You can drastically reduce your stroke risk, no matter what your age, by:
  • Normalizing your insulin and leptin signaling. This is done by eliminating sugars and most grains and restricting your carbs to primarily fibrous vegetables. The calories are not replaced with increased protein but rather with healthy fats, like avocados, coconut oil, butter and nuts (being careful with the nuts not to increase your total daily protein intake to greater than 1 gram of protein per kilogram of LEAN body mass per day).
  • Eating right: Lycopene-rich tomatoes are only one type of food, so I recommend you review my free nutrition plan for comprehensive guidelines on what to eat to stay healthy. Along with avoiding excess sugars and fructose, you'll want to avoid synthetic trans fats, processed meats and diet sodas, all of which can increase your stroke risk. It will be crucial to optimize leptin and insulin signaling by minimizing your intake of carbs to mostly fiber-rich vegetables.
  • Optimizing your vitamin D and vitamin K2 levels: One study found people who got less than the midpoint level of sun exposure were at a 60 percent increased risk for stroke.7 The connection is most likely due to the "sunshine vitamin," vitamin D, which is produced when your body is exposed to sunlight. Vitamin D has been associated with a lower risk of stroke and heart attack risk in previous research. Vitamin K2 works synergistically with vitamin D and activates matrix GLA protein, which inhibits arterial calcification.
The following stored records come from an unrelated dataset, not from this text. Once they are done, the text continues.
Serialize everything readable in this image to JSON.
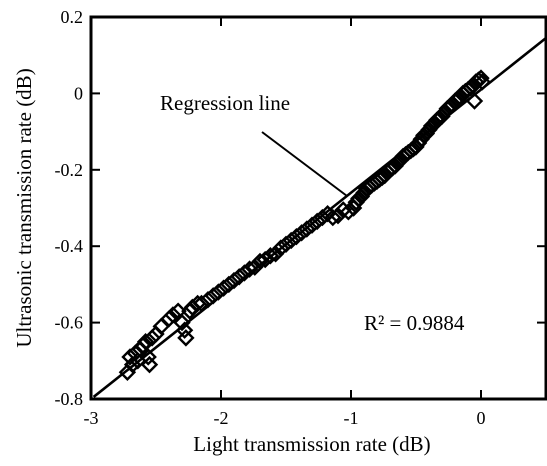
{
  "chart_data": {
    "type": "scatter",
    "title": "",
    "xlabel": "Light transmission rate (dB)",
    "ylabel": "Ultrasonic transmission rate (dB)",
    "xlim": [
      -3,
      0.5
    ],
    "ylim": [
      -0.8,
      0.2
    ],
    "xticks": [
      -3,
      -2,
      -1,
      0
    ],
    "xtick_labels": [
      "-3",
      "-2",
      "-1",
      "0"
    ],
    "yticks": [
      -0.8,
      -0.6,
      -0.4,
      -0.2,
      0,
      0.2
    ],
    "ytick_labels": [
      "-0.8",
      "-0.6",
      "-0.4",
      "-0.2",
      "0",
      "0.2"
    ],
    "grid": false,
    "marker": "diamond",
    "points": [
      [
        -2.72,
        -0.73
      ],
      [
        -2.7,
        -0.69
      ],
      [
        -2.68,
        -0.71
      ],
      [
        -2.66,
        -0.68
      ],
      [
        -2.64,
        -0.7
      ],
      [
        -2.62,
        -0.67
      ],
      [
        -2.6,
        -0.66
      ],
      [
        -2.58,
        -0.65
      ],
      [
        -2.56,
        -0.69
      ],
      [
        -2.55,
        -0.71
      ],
      [
        -2.53,
        -0.64
      ],
      [
        -2.5,
        -0.63
      ],
      [
        -2.46,
        -0.61
      ],
      [
        -2.4,
        -0.59
      ],
      [
        -2.37,
        -0.58
      ],
      [
        -2.33,
        -0.57
      ],
      [
        -2.3,
        -0.6
      ],
      [
        -2.28,
        -0.62
      ],
      [
        -2.27,
        -0.64
      ],
      [
        -2.24,
        -0.57
      ],
      [
        -2.22,
        -0.56
      ],
      [
        -2.18,
        -0.55
      ],
      [
        -2.15,
        -0.55
      ],
      [
        -2.1,
        -0.54
      ],
      [
        -2.06,
        -0.53
      ],
      [
        -2.02,
        -0.52
      ],
      [
        -1.98,
        -0.51
      ],
      [
        -1.94,
        -0.5
      ],
      [
        -1.9,
        -0.49
      ],
      [
        -1.86,
        -0.48
      ],
      [
        -1.82,
        -0.47
      ],
      [
        -1.78,
        -0.46
      ],
      [
        -1.74,
        -0.455
      ],
      [
        -1.7,
        -0.44
      ],
      [
        -1.66,
        -0.435
      ],
      [
        -1.62,
        -0.425
      ],
      [
        -1.58,
        -0.42
      ],
      [
        -1.54,
        -0.405
      ],
      [
        -1.5,
        -0.395
      ],
      [
        -1.46,
        -0.385
      ],
      [
        -1.42,
        -0.375
      ],
      [
        -1.38,
        -0.365
      ],
      [
        -1.34,
        -0.355
      ],
      [
        -1.3,
        -0.345
      ],
      [
        -1.26,
        -0.335
      ],
      [
        -1.22,
        -0.325
      ],
      [
        -1.18,
        -0.315
      ],
      [
        -1.14,
        -0.325
      ],
      [
        -1.1,
        -0.32
      ],
      [
        -1.06,
        -0.305
      ],
      [
        -1.02,
        -0.31
      ],
      [
        -0.98,
        -0.3
      ],
      [
        -0.96,
        -0.285
      ],
      [
        -0.94,
        -0.275
      ],
      [
        -0.92,
        -0.27
      ],
      [
        -0.9,
        -0.26
      ],
      [
        -0.88,
        -0.25
      ],
      [
        -0.86,
        -0.245
      ],
      [
        -0.84,
        -0.24
      ],
      [
        -0.82,
        -0.235
      ],
      [
        -0.8,
        -0.23
      ],
      [
        -0.78,
        -0.225
      ],
      [
        -0.76,
        -0.22
      ],
      [
        -0.74,
        -0.215
      ],
      [
        -0.72,
        -0.205
      ],
      [
        -0.7,
        -0.2
      ],
      [
        -0.68,
        -0.195
      ],
      [
        -0.66,
        -0.19
      ],
      [
        -0.64,
        -0.18
      ],
      [
        -0.62,
        -0.175
      ],
      [
        -0.6,
        -0.165
      ],
      [
        -0.58,
        -0.16
      ],
      [
        -0.56,
        -0.155
      ],
      [
        -0.54,
        -0.15
      ],
      [
        -0.52,
        -0.145
      ],
      [
        -0.5,
        -0.14
      ],
      [
        -0.48,
        -0.13
      ],
      [
        -0.46,
        -0.12
      ],
      [
        -0.44,
        -0.11
      ],
      [
        -0.42,
        -0.105
      ],
      [
        -0.4,
        -0.095
      ],
      [
        -0.38,
        -0.085
      ],
      [
        -0.36,
        -0.08
      ],
      [
        -0.34,
        -0.07
      ],
      [
        -0.32,
        -0.065
      ],
      [
        -0.3,
        -0.06
      ],
      [
        -0.28,
        -0.05
      ],
      [
        -0.26,
        -0.04
      ],
      [
        -0.24,
        -0.035
      ],
      [
        -0.22,
        -0.03
      ],
      [
        -0.2,
        -0.02
      ],
      [
        -0.18,
        -0.015
      ],
      [
        -0.16,
        -0.01
      ],
      [
        -0.14,
        0.0
      ],
      [
        -0.12,
        0.005
      ],
      [
        -0.1,
        0.01
      ],
      [
        -0.08,
        0.015
      ],
      [
        -0.06,
        0.02
      ],
      [
        -0.04,
        0.03
      ],
      [
        -0.02,
        0.035
      ],
      [
        0.0,
        0.04
      ],
      [
        0.01,
        0.03
      ],
      [
        -0.05,
        -0.02
      ]
    ],
    "regression": {
      "slope": 0.27,
      "intercept": 0.01
    },
    "annotations": [
      {
        "text": "Regression line"
      },
      {
        "text": "R² = 0.9884"
      }
    ]
  }
}
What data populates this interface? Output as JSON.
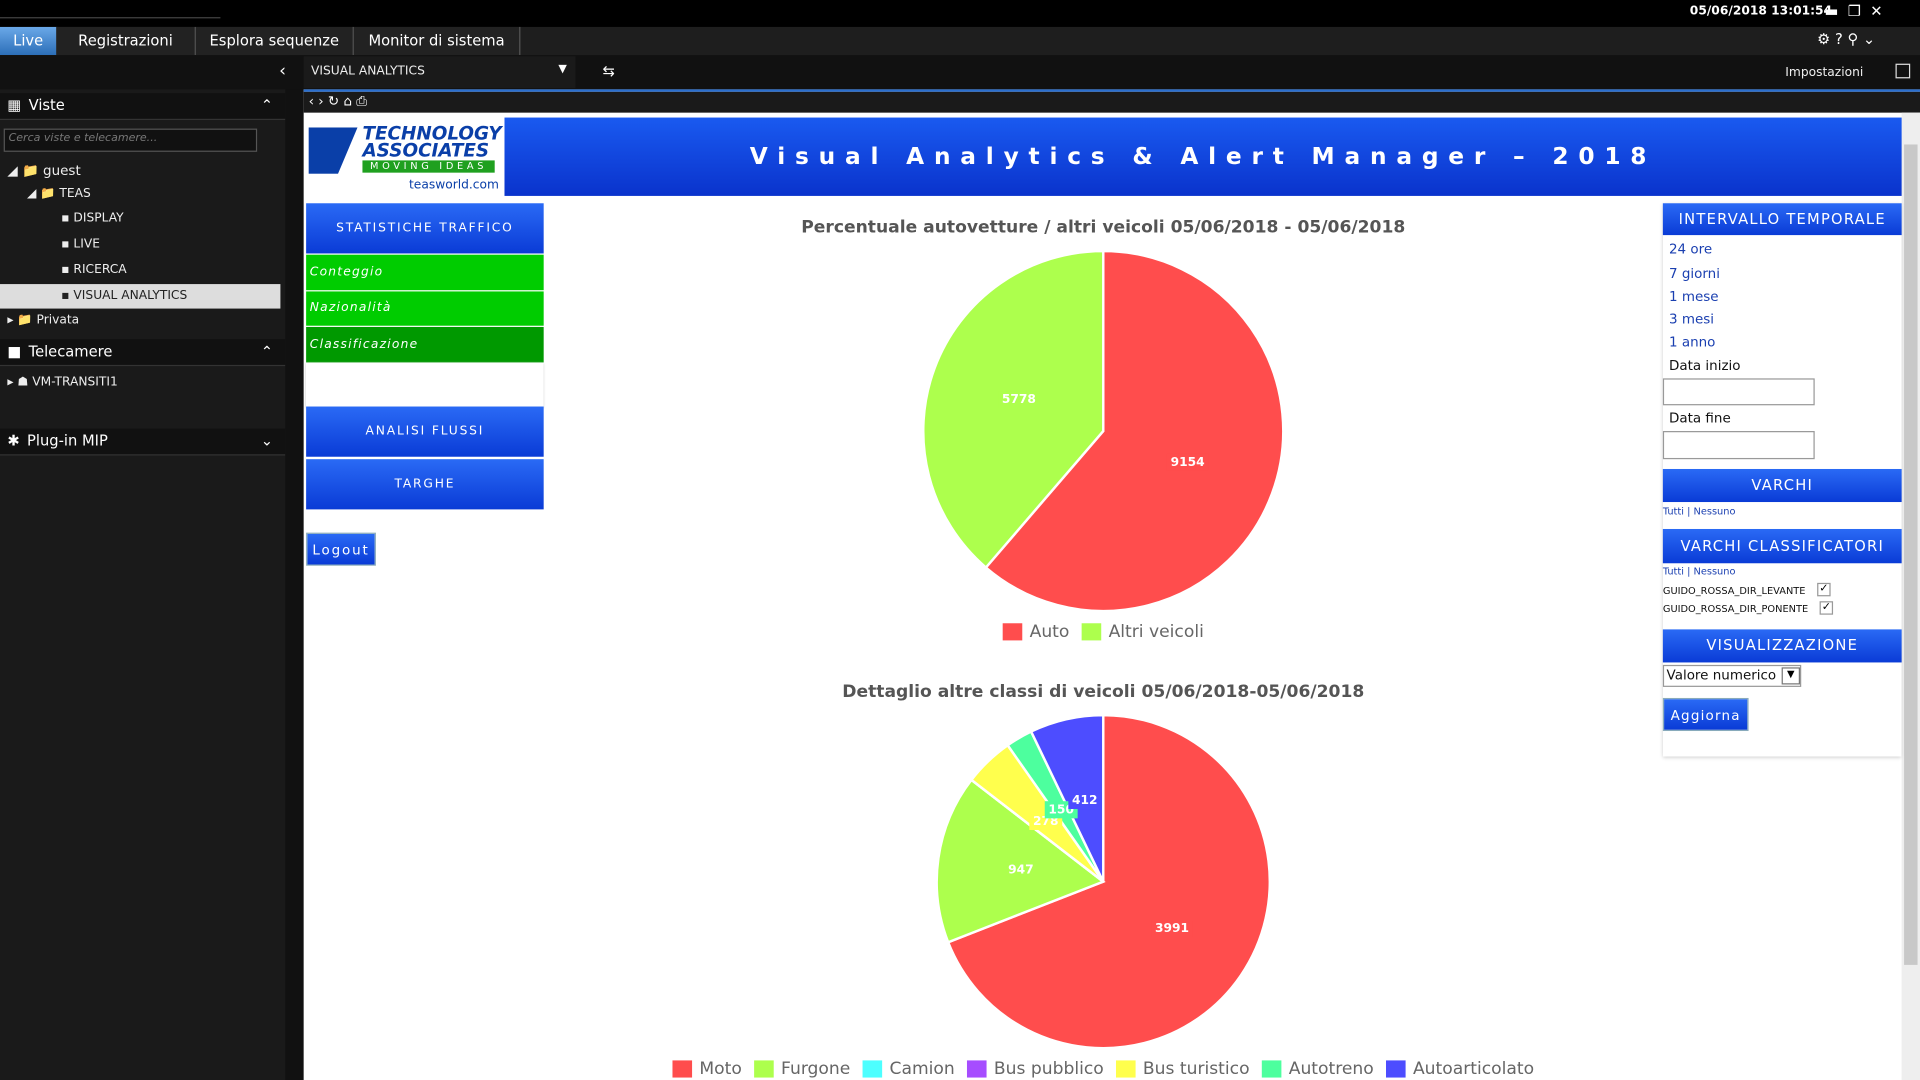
{
  "titlebar": {
    "datetime": "05/06/2018 13:01:54"
  },
  "tabs": [
    "Live",
    "Registrazioni",
    "Esplora sequenze",
    "Monitor di sistema"
  ],
  "toolbar": {
    "view": "VISUAL ANALYTICS",
    "settings": "Impostazioni"
  },
  "sidebar": {
    "views_title": "Viste",
    "search_placeholder": "Cerca viste e telecamere...",
    "tree": [
      "guest",
      "TEAS",
      "DISPLAY",
      "LIVE",
      "RICERCA",
      "VISUAL ANALYTICS",
      "Privata"
    ],
    "cameras_title": "Telecamere",
    "camera": "VM-TRANSITI1",
    "plugins_title": "Plug-in MIP"
  },
  "web": {
    "logo": {
      "line1": "TECHNOLOGY",
      "line2": "ASSOCIATES",
      "line3": "MOVING IDEAS",
      "url": "teasworld.com"
    },
    "banner": "Visual Analytics & Alert Manager – 2018",
    "menu": [
      "STATISTICHE TRAFFICO",
      "Conteggio",
      "Nazionalità",
      "Classificazione",
      "ANALISI FLUSSI",
      "TARGHE"
    ],
    "logout": "Logout",
    "panel": {
      "interval_title": "INTERVALLO TEMPORALE",
      "intervals": [
        "24 ore",
        "7 giorni",
        "1 mese",
        "3 mesi",
        "1 anno"
      ],
      "start_label": "Data inizio",
      "end_label": "Data fine",
      "gates_title": "VARCHI",
      "all_none": "Tutti | Nessuno",
      "classifier_title": "VARCHI CLASSIFICATORI",
      "classifier_all_none": "Tutti | Nessuno",
      "classifiers": [
        "GUIDO_ROSSA_DIR_LEVANTE",
        "GUIDO_ROSSA_DIR_PONENTE"
      ],
      "display_title": "VISUALIZZAZIONE",
      "display_option": "Valore numerico",
      "update": "Aggiorna"
    }
  },
  "chart_data": [
    {
      "type": "pie",
      "title": "Percentuale autovetture / altri veicoli 05/06/2018 - 05/06/2018",
      "categories": [
        "Auto",
        "Altri veicoli"
      ],
      "values": [
        9154,
        5778
      ],
      "colors": [
        "#ff4d4d",
        "#adff4d"
      ]
    },
    {
      "type": "pie",
      "title": "Dettaglio altre classi di veicoli 05/06/2018-05/06/2018",
      "categories": [
        "Moto",
        "Furgone",
        "Camion",
        "Bus pubblico",
        "Bus turistico",
        "Autotreno",
        "Autoarticolato"
      ],
      "values": [
        3991,
        947,
        0,
        0,
        278,
        150,
        412
      ],
      "colors": [
        "#ff4d4d",
        "#adff4d",
        "#4dffff",
        "#a64dff",
        "#ffff4d",
        "#4dff9e",
        "#4d4dff"
      ]
    }
  ]
}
  • Exercising: I recommend a comprehensive program that includes some Peak Fitness exercises along with Super Slow strength training, Active Isolated Stretching and core work. If you've had a stroke, exercise is also very important, as research shows it can significantly improve both your mental and physical recovery.8 This will also go a long way toward improving your insulin and leptin receptor signaling and sensitivity.
  • Reducing emotional stress: According to a 2008 study published in the journal Neurology,9 the more stressed you are, the greater your stroke risk. The researchers actually found that for every notch lower a person scored on their well-being scale, their risk of stroke increased by 11 percent. Check out EFT (Emotional Freedom Technique) for a simple way to help rid your body and mind of negative emotions.
  • Not smoking or drinking alcohol excessively: Both of these can increase your stroke risk significantly.
  • Avoiding hormone replacement therapy (HRT) and birth control pills. If you're on one of the hormonal birth control methods (whether it's the pill, patch, vaginal ring or implant), it is important to understand that you are taking synthetic progesterone and synthetic estrogen. These contraceptives contain the same synthetic hormones as those used in hormone replacement therapy (HRT), which has well-documented risks, including an increased risk of blood clots, stroke, heart attack, and breast cancer.